The sound of peeping frogs is all that penetrates the darkness on a recent night in Haiti’s Parc La Visite. The national park is barely 15 miles from Port-au-Prince, but it feels a world away from Haiti’s crowded and crumbling capital. More than a mile high, clouds wrap around a mountainside, shrouding pine groves, broad leaf forests, waterfalls and caves.
It’s hard to imagine this peaceful and remote setting as the frontline of a battle. But since president Michel Martelly began his new environmental protection effort, that’s literally what it’s become.
Mareluse Nord is one of several hundred Haitians who live in the park.
“They came and said, ‘Don’t you recognize that you have been asked to leave?'” she recounts of the day this summer when the police tried to evict her and her neighbors. “I said, ‘yes, we’re ready to leave, but we need somewhere to go.’ They said they’d give us [$1,200], but I said that can do nothing for us. We protested, and the police fired teargas. We threw rocks, and they shot bullets. They destroyed our houses and killed four people.”
The violence was part of an aggressive crackdown on squatters in the park. But the residents resisted in part because it has never been made clear who can be here and what they can do. Even the boundaries of the park itself are undefined.
People have been living on this land since at least the 1930s. The area was declared a national park, and residents were ordered to leave in the 1980s, but that order was never enforced.
Seventy-five-year-old Emmanuel Xavier insists he has title to his land, granted in 1942. And he says that’s about all his family has.
“We’ve been here for three generations. Now the state comes and kicks me off the land… me, a landowner and elderly resident,” he says. “This little sickle and that little wheel are what allow us to eat and drink. Besides that, there is nothing but the earth we work.”
The anger runs deep among the park’s residents. But at least some of its neighbors are happy to see their government finally try to protect the park.
Heavy rains come often here this time of year. And whenever they do, Winthrop Attie fears floods and landslides will follow. Attie runs an inn on land just below the park. He says those living up the hill are destroying the land and drinking water of everyone below them by growing crops, defecating, burying their dead, and cutting trees in the watershed.
He says, “Haiti has become like a sandcastle, melting at every rainfall, because people are doing things everywhere, as they want. It’s total anarchy.”
Attie says his father bought this land in the mid-1900s and pushed for the area uphill to be protected. Eight years ago, he co-founded an organization that plants trees and hosts environmental education camps for children here.
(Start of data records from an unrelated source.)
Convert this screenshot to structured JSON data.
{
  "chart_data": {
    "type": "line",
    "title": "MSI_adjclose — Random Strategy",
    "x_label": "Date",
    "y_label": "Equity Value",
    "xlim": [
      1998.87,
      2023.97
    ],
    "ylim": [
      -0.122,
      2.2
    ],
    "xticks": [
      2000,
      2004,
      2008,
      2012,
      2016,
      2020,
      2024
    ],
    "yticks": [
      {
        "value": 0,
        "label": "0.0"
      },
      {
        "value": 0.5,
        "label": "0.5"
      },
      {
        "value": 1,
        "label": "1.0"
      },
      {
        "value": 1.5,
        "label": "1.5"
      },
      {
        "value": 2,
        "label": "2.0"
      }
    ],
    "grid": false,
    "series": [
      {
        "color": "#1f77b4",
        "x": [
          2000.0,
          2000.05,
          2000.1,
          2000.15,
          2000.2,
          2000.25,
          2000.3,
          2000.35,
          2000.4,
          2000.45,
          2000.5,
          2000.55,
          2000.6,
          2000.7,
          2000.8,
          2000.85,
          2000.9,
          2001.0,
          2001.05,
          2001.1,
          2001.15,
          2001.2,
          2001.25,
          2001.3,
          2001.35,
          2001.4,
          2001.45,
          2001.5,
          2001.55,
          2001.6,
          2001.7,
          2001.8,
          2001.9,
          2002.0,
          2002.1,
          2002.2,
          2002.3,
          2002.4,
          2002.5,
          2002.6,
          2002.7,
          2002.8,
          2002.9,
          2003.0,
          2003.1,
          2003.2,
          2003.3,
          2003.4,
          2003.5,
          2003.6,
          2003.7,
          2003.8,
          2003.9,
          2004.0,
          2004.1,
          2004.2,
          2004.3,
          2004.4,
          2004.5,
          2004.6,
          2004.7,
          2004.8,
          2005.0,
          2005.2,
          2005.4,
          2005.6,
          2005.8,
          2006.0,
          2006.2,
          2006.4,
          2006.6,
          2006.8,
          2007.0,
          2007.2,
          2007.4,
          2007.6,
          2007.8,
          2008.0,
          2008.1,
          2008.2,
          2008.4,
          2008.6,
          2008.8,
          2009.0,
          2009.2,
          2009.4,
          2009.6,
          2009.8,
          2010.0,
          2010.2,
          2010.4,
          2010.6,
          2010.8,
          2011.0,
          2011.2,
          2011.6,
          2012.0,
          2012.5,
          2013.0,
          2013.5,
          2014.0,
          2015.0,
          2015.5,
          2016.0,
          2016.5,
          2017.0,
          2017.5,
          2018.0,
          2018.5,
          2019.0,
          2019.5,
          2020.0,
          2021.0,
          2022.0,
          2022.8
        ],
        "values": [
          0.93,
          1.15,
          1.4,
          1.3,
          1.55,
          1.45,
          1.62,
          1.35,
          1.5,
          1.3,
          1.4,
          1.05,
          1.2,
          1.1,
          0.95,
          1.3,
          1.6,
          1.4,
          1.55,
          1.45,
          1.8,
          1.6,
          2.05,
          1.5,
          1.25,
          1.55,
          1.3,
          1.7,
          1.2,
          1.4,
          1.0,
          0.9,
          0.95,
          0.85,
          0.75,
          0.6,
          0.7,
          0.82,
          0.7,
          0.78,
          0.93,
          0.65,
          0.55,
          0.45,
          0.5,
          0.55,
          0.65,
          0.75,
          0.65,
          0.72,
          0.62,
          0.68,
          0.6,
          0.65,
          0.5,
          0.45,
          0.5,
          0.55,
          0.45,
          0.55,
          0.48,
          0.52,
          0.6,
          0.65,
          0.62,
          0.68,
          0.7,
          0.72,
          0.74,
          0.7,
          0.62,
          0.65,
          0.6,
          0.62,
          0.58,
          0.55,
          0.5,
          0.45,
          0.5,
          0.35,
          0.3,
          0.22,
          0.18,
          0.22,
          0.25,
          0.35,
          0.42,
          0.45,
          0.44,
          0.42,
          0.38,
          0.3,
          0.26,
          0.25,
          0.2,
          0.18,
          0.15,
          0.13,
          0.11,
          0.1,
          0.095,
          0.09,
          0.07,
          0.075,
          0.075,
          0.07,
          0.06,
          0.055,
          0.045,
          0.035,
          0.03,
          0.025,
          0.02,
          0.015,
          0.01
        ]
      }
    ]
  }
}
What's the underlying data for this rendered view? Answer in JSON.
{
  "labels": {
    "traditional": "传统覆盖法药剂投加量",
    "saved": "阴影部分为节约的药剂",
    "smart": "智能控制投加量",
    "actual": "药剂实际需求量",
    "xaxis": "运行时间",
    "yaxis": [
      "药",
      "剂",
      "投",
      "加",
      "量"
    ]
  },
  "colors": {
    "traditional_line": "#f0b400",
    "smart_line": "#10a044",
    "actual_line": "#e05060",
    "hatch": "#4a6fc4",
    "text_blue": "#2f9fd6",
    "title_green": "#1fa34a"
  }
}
Attie says letting people live in the park sacrifices the greater good for the interests of a few.
“How can you compare 500, 600 people to 4 million people?” he says. “These people have to move from the watersheds. It’s not about abusing poor peasants. It’s about restoring some order and harmony in the country.”
Attie says president Martelly is the first national leader to make protecting the environment a priority, and he’s very glad to see it.
But some question whether the government’s get-tough approach in the park is really about protecting the environment and the common interest.
Yves Andre Wainright served as Haiti’s Minister of the Environment under three previous presidents. He says the actions of the current administration are inconsistent.
“When the state decided to remove people from the watershed, it created all kinds of suspicions,” he says. “The park boundaries have not been identified, and there are other zones that are very rich and important and on which the state is silent. I’ve identified eight water sources in the area. So why remove people from just one source and not the seven others?”
The park fight has touched yet another nerve in Haiti’s longstanding rift between rich and poor. And it isn’t the only flashpoint among the government’s new environmental initiatives.
There’s conflict over a crackdown on dumping trash in Port-au-Prince’s streets and canals and over a new ban on the sale of some plastic bags.
But so far the battle over Parc La Visite is rousing the most passion… and has the highest stakes.
A park resident says there have been no further negotiations on clearing the park since this summer’s violence, but government spokesman Ady Jean-Gardy says the eviction effort will continue.
“We have allowed destruction of the environment to go on for too long,” he says. “Now people are angry because of the unfortunate incident in the park, but all will be resolved through dialogue. And I think we also need to educate the squatters.”
Jean-Gardy says some squatters might be offered environmental protection jobs in the park while the rest are moved out. But residents say they won’t move until they’re given new places to live and reparations for the killings.